Building on the new level floor
6. Put sill gaskets / foam spacers down so that wood isn’t touching concrete
7. Stud your new level concrete floor
  • Tapcons or Hilti Ram Set guns to connect the bottom plate to concrete floor
  • Wooden double bottom plate with 1.5 inch gap that floats allowing for expansion
  • Expansive clay soils can force a floating concrete slab upwards, thus requiring a gap so that the upward force isn't transferred to the main floor.
  • Use 5" common or ardox nails to float your wall.



Questions:
- Studs at 16” or 24” on center?
- Any concerns about tapcon/nails hitting pipes under the floor? (hence request for 6” pad)
- Would really appreciate any images people may have seen of how the doors are impacted via the 1.5" gap in the baseplate
99% of the stuff I own comes from RFD!
Member
User avatar
Nov 19, 2009
483 posts
43 upvotes
don242 wrote: I have used this method before at a previous home. However, I still built a frame in front of it. The reason I used this method was because the top half of the basement was already well insulated and I didn't want to pull it all out, so I put this insulation on the bottom half and built the wall in front of it. You still need something to attach the drywall to and run your wires.

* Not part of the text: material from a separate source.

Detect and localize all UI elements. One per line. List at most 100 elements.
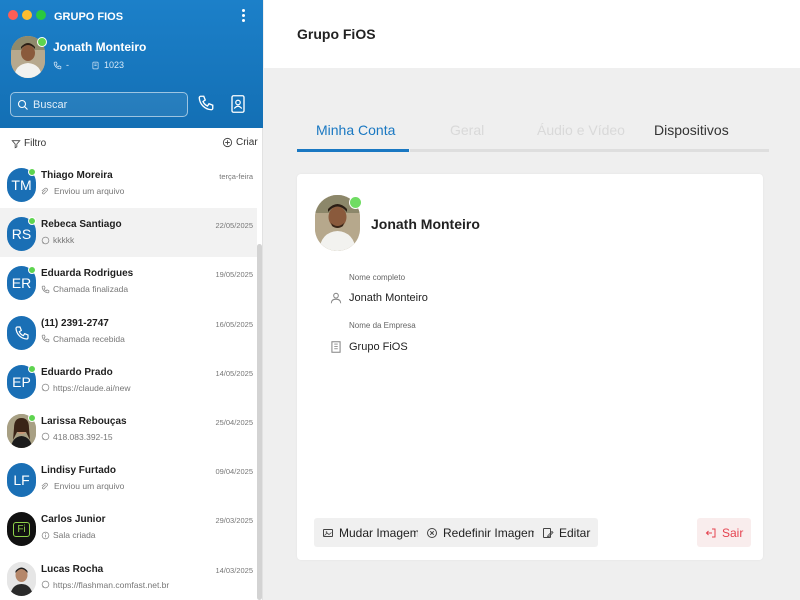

The 2x8 sheets have a groove in each side that when butted together vertically will provide a channel for furring strips. The furring strips are screwed into the concrete wall with tapcons. So then you have a fastening surface every 2 feet. I've read that some people use 2x3's instead of furring strips which makes the drywall sit a bit proud of the insulation and allows space to run wires. Or if furring strips are used a channel is cut in the foam for wiring.

Seems easier than framing a wall in front of an existing wall (assuming your concrete wall is plumb).